SIR - The families of the Tipton Two are dismayed that their little darlings are in a prison camp in Cuba! They may be dismayed and I admit this does not happen to many young Brits abroad - so I will attempt to explain the problem to them.

These young scallywags were in Afghanistan. There was a war on. They were with al-Qaeda terrorists - the bad guys who wanted to kill American and British soldiers. The good guys caught them at it so they locked them up.

After the doors were locked, however, the poor dears were overcome by a sudden rush of patriotism and started shouting that they were British through and through and did not like the naughty Taliban.

Who are they trying to kid? What were they doing in Afghanistan during a war? An 18-30s trip to Costa Kandahar? I think not.

If our Government turns soft on them, Blair and Straw's brave words on terrorism will be proved to be so much hot air.

IF the Americans release them and IF they are allowed back into this country, they should be arrested immediately and tried as terrorists and traitors.

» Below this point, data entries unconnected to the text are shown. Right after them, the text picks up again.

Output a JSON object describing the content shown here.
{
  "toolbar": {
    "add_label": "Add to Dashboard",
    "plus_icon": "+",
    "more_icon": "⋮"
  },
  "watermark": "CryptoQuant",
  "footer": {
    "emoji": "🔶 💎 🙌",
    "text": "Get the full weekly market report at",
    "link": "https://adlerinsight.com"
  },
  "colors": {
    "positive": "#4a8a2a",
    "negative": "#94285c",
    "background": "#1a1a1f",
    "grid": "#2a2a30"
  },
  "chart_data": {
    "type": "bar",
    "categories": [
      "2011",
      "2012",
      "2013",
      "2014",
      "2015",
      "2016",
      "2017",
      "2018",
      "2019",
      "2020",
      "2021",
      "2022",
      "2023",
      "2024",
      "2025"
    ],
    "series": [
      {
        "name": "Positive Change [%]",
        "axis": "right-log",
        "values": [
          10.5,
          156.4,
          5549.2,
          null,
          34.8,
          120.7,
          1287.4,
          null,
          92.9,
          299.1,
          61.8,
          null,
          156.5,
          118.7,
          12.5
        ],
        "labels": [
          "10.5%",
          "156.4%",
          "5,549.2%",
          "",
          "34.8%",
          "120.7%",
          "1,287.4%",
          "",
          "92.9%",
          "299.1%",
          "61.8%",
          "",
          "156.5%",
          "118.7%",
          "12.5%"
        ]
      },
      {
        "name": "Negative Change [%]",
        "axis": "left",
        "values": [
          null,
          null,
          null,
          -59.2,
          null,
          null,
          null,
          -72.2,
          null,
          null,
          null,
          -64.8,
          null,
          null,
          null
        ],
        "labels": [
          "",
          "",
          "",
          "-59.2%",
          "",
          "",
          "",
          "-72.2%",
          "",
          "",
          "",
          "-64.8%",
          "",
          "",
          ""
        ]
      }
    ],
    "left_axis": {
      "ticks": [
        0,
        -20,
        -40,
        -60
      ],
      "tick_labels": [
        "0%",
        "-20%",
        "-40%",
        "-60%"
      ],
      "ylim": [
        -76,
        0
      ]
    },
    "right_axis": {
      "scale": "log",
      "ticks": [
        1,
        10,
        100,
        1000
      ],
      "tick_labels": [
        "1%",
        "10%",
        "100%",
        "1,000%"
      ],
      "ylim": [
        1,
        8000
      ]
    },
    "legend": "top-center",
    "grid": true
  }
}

M Wood, Westercroft View, Northowram.

SIR - Thank you for highlighting the problem of two-year waits for digital hearing tests. However, I must emphasise two points.

First, I am not asking for any special treatment because of my position as chairman of Bradford Community Health Council. This is a national problem, and needs to be tackled nationally.

Secondly, however irritating it is to me, my hearing difficulties are minor compared with the daily problems suffered by Palestinians every day. Anyone needing health treatment has to cope with the fact that the entire infrastructure of Palestinian society is being systematically destroyed by the occupying army, and that of course includes their health services.

Ambulances are shot at, patients made to wait for hours at checkpoints in the hot sun, and since the sewers have been broken (I suspect, deliberately) by Israeli bulldozers, children play in the streams of untreated sewage.

I tremble to think how their shattered hospitals are going to cope with this serious epidemic in the making.

I shall be reporting back on my visit at St Paul's Church, Manningham, on Wednesday, August 21, at 7.30pm. There will be Urdu translation.

Karl Dallas, Church Green, Bradford 8

SIR - With reference to the missing schoolgirls Holly and Jessica, I have been pondering if something couldn't be done to stop this sort of thing happening again.

In this day of spy gadgetry would it not be feasible to make a small, reasonably-priced "bug" to be sewn into the favourite clothing of a child or in some kind of jewellery especially for young girls, which would give off a signal that police or helicopters or planes could pick up and give the position of the missing child?

Surely it is not beyond the bounds of someone with espionage technology to come up with some kind of small device.

N Brown, Peterborough Place, Undercliffe.

SIR - Can someone explain to me why, when a person commits a crime and is then bound to resign his job, he should be paid over £100,000 from public funds?

The recent action by Gurbux Singh, ex-head of the Commission for Racial Equality, at a cricket match, together with a comment from a fellow member of the CRE that "he should have been let off with a caution", does nothing for the cause of racial equality.

This only helps to confirm a widely-held view that the CRE is really just a Black and Asian pressure group; so perhaps it should drop the word "Equality" from its title.

Dave Murgatroyd, Briarwood Drive, Bradford 6.

SIR - I read with interest your article on St George's Hall.

How many of your readers know that as well as the features you mentioned, there is also a pipe organ installed there. This instrument has been sadly neglected, and must by now be in a sorry state.

It is a great shame this organ has never been renovated and played, like the ones in town halls in Leeds, Huddersfield and Ossett etc where recitals are regularly given.

Older readers will remember I'm sure the theatre organs in both the Ritz and Gaumont cinemas, and the pleasure they gave when played, but I expect this once-wonderful organ will turn to dust as have so many of Bradford's treasurers, and only when it is too late will we realise what has been lost forever.

Jame Jackson, Mill Lane, Birkenshaw.